Las Vegas Sun

April 18, 2024

guest column:

Cheaper mass online courses cheapen students’ education

On Friday the Board of Regents will hear a presentation about the top issues facing the Nevada System of Higher Education. Not surprisingly, funding and student success will take center stage, yet one proposed solution should raise some eyebrows. It would make teaching cheaper by replacing faculty-taught online classes with massive open online courses, also known as MOOCs. The surprising part isn’t the innovative shock value of the solution, but that MOOCs are being discussed again.

Variations of online classes started in the 1980s as an extension of correspondence courses. Higher education became more accessible to rural and low-income students, and continued to grow in popularity. But after the economic collapse in 2008, many higher-ed systems started looking for innovations to make teaching more efficient and less expensive.

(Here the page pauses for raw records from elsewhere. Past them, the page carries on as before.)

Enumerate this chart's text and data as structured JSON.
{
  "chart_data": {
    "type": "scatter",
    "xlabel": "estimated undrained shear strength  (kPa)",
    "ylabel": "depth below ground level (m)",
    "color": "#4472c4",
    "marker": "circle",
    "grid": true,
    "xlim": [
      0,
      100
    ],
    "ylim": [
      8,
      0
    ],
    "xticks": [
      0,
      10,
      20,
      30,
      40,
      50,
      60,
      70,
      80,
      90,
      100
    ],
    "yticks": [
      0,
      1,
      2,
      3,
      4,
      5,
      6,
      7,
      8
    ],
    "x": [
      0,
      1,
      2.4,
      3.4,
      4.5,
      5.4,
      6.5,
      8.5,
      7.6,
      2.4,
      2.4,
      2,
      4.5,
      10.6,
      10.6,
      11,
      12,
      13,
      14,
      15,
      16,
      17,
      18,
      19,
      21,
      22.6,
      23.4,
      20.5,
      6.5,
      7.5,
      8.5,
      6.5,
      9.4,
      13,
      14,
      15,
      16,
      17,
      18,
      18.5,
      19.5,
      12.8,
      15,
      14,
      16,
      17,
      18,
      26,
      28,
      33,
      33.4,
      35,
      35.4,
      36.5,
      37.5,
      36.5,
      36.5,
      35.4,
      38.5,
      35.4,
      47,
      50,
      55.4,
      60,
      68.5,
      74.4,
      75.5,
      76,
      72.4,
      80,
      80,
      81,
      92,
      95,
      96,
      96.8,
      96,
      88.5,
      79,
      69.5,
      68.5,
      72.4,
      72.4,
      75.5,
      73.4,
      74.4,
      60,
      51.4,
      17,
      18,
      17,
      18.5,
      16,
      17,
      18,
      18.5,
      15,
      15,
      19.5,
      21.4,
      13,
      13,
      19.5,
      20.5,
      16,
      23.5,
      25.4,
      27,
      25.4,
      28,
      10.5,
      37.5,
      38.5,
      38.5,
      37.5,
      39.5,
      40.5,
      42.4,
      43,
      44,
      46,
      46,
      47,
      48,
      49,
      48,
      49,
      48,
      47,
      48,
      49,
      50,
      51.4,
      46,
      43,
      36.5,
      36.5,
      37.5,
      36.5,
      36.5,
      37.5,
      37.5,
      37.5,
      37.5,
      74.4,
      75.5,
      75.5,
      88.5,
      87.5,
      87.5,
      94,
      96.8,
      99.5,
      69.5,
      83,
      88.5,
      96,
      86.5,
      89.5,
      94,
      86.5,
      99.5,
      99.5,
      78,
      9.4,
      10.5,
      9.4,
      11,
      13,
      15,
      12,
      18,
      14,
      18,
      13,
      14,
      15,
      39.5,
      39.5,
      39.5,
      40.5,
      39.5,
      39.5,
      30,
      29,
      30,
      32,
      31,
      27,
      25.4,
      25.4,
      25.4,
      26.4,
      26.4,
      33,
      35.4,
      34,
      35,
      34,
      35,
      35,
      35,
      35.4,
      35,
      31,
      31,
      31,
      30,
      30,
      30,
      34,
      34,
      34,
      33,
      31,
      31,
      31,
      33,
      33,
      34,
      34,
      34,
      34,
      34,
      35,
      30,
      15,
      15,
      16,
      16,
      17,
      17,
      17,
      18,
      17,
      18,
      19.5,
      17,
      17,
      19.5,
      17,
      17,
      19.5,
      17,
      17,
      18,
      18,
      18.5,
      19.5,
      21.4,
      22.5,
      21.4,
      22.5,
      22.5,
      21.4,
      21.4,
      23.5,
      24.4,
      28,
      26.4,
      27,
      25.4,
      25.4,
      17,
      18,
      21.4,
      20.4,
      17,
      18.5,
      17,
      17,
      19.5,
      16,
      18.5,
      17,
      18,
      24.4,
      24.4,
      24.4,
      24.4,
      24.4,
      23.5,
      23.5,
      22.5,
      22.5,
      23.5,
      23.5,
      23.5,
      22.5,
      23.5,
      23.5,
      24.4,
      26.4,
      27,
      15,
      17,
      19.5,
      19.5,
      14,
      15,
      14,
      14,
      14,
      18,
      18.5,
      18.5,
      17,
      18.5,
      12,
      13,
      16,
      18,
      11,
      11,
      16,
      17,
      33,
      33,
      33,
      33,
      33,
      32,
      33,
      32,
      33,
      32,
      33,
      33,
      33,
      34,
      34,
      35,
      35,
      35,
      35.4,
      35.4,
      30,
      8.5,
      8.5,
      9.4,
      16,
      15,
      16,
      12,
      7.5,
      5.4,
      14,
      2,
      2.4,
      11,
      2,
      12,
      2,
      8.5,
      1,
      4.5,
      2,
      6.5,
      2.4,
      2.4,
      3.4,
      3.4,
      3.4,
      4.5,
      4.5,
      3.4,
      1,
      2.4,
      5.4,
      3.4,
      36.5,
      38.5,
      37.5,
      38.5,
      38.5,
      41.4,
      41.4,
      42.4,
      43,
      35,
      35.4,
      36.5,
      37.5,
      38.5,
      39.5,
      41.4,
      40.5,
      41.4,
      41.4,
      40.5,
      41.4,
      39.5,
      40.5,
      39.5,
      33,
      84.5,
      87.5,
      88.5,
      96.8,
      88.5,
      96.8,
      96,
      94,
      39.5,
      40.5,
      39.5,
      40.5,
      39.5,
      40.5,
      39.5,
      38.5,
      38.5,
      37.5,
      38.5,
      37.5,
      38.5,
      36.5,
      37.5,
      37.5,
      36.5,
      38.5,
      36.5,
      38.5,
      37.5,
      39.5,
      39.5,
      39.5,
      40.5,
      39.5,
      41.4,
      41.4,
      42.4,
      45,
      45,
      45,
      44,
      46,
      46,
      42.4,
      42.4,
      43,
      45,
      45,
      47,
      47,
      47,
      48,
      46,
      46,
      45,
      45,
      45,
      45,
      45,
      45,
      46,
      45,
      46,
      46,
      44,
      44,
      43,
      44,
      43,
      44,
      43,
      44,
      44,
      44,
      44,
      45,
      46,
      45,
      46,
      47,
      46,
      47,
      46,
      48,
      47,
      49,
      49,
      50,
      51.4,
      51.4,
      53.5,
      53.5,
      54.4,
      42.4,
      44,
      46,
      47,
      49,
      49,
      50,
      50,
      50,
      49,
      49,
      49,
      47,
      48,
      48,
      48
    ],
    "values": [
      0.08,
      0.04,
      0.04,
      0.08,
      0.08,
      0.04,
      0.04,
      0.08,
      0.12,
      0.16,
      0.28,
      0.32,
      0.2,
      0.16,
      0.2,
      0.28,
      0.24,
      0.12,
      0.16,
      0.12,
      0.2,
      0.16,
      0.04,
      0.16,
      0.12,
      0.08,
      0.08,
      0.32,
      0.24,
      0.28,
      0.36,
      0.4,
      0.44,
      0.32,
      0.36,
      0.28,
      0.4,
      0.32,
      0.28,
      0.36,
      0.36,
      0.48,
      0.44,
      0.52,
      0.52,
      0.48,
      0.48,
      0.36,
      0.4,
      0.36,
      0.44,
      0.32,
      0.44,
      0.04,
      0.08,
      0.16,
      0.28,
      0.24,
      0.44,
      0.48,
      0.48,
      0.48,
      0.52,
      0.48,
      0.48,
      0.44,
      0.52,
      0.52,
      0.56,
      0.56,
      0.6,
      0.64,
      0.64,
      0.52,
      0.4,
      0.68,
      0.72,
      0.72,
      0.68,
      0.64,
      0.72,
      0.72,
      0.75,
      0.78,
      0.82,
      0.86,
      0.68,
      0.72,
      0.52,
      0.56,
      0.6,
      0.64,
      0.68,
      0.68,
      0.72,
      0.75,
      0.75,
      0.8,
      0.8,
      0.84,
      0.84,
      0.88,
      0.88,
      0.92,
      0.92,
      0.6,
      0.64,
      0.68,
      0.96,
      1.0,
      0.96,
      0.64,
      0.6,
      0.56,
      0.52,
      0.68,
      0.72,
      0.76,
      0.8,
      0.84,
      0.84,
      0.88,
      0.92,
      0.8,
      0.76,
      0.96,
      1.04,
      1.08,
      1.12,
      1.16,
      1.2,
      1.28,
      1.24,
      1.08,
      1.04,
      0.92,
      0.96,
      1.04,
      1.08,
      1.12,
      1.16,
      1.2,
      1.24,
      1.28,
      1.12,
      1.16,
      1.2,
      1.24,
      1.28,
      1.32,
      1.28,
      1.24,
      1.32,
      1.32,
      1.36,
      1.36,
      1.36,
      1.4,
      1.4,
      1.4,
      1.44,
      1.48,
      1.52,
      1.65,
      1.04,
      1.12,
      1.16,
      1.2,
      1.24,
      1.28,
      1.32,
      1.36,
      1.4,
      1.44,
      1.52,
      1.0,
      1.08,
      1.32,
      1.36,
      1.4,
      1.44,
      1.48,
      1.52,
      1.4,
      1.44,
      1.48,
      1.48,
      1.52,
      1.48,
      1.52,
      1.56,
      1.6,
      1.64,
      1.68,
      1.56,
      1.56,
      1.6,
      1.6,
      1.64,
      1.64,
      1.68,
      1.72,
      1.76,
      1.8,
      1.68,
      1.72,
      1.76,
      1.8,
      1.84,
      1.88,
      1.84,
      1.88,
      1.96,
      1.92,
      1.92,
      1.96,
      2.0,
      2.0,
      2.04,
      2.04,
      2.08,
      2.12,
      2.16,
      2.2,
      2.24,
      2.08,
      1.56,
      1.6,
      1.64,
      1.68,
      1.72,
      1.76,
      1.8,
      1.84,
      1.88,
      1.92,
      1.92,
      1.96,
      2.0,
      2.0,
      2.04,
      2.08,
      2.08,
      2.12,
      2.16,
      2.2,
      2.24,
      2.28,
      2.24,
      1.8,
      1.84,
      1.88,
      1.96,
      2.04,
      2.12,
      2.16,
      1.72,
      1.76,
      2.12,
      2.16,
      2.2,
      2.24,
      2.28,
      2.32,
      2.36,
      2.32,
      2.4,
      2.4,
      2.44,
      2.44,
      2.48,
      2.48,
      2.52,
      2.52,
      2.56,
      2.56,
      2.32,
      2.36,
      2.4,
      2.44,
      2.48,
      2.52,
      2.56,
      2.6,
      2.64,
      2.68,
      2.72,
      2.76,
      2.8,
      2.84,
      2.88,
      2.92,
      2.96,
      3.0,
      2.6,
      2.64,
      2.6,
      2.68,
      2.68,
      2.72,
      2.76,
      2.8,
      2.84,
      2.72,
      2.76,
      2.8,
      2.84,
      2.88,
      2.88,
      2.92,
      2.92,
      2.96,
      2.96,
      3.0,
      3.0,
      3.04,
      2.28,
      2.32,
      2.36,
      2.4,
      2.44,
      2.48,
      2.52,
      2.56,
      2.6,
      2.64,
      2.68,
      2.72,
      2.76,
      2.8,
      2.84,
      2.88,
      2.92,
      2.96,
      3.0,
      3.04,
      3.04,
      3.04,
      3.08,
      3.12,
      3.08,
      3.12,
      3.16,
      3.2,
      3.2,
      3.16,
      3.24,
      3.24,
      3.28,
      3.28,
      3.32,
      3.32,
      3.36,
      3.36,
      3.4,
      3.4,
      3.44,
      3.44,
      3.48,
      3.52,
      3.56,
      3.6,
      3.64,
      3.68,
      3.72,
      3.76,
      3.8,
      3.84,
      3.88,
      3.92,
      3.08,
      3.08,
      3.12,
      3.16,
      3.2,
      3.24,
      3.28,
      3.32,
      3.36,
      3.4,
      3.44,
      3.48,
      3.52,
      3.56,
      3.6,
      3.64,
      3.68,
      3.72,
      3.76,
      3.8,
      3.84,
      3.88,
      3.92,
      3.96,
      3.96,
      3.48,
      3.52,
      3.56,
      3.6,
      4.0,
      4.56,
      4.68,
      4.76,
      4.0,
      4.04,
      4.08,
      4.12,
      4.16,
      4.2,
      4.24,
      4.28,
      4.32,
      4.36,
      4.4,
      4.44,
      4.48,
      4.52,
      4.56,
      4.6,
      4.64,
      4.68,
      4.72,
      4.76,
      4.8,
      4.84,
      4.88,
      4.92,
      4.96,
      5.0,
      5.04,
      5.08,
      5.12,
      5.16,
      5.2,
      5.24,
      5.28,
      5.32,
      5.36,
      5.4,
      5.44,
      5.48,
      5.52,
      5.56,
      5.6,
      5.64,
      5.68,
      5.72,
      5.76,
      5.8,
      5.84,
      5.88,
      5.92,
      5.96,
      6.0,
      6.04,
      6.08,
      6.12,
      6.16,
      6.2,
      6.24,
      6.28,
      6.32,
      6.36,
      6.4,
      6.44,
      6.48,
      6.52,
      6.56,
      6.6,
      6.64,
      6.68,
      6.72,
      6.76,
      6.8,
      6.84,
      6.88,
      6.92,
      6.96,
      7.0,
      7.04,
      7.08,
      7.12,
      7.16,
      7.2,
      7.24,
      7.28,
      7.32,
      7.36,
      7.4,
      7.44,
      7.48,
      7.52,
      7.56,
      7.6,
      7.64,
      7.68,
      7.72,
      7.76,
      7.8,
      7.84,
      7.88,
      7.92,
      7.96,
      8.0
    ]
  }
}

In Nevada, for at least 10 years, regents have been pitching plans to reduce institution budgets through cheaper online core courses — the 100-level courses every student must take. And for the same number of years, the “cheaper through technology” premise has been proved wrong over and over. We have ample evidence that while online classes do eliminate the need for some classroom space, they also require space for the equipment and IT support needed for online classes. And the equipment, software and IT support aren’t cheap and require regular upgrades.

Because community colleges specialize in 100-level classes as well as high-tech workforce training, online community college courses flourished. Faculty members designed and taught them. This included lecturing, creating and grading assignments, and handling any remediation needed to ensure students acquired the skills and knowledge needed for a degree.

Once the community colleges began teaching increased numbers of online core courses, the genie couldn’t be put back in the bottle. We quickly discovered that many students needed that modality of instruction to finish faster or even to go to college at all. Students are employed in the service sector and work schedules that vary week by week, are military personnel who may deploy on a moment’s notice or are parents who can’t afford to go to school and pay for daycare. Without online classes, these Nevadans simply cannot fully benefit from higher education.

Consequently, online classes were here to stay, and faculty members began looking for ways to make them as equivalent to traditional classes as possible. It didn’t take long to discover that mastering technology was only half the battle. How faculty members teach and how students learn are very different in the virtual environment. Both parties needed to relearn how to teach and learn. This is the trajectory that administration and the regents should have fostered, but this didn’t happen because the higher-ed funding formula wasn’t designed to reward improved success, just to get more students into classes.

In 2013 the Legislature passed a new, performance-based funding formula in which money flows only if students persist semester to semester and graduate. This required the Nevada System of Higher Education to recalibrate resources dedicated to services and practices that facilitate student success. The state paid a consultant $90,000 for advice. One of the recommendations was to adopt MOOCs, which were created by California tech companies to shake up higher ed. The consultant encouraged the System of Higher Education to replace core online classes taught by faculty members with online courses that would enroll thousands of students who were unable to enroll in a core class at a regular campus. These new massive online courses consisted of video lectures, computer-graded quizzes, and peer-reviewed discussion questions and papers.

The lectures in these core 100-level classes were presented by “star” faculty members from elite universities to create perfect, online classes. They were filmed in advance. There was no answering of student questions, no working with struggling students. Assignments were canned.

Students largely rejected the MOOC approach in California, finding it a poor, hollow substitute for traditional in-classroom teaching or even online courses taught interactively and directly supervised by a campus faculty member. The $7 million experiment was seen as a cringe-worthy failure; it might have saved money up front, but it did not succeed in educating students.

Back in Nevada, the System of Higher Education paid $90,000 for a report that recommended adopting MOOCs to reduce higher-ed costs.

To avoid wasting the consultant’s whole report, Chancellor Dan Klaich created an eLearning task force to decide which other recommendations to implement as well as devise other solutions for improving online student success. The task force submitted its report last spring, but no action has been taken by the chancellor or the regents. Instead, we’ll be listening to one more presentation about how MOOCs will be the silver bullet that fixes the funding problem. Right — just eliminate teaching and things will be fine.

Is it too much to ask the stewards of our higher-education system to address real problems with real solutions?

Sondra Cosgrove is a history professor at the College of Southern Nevada and has been an online educator since 2004.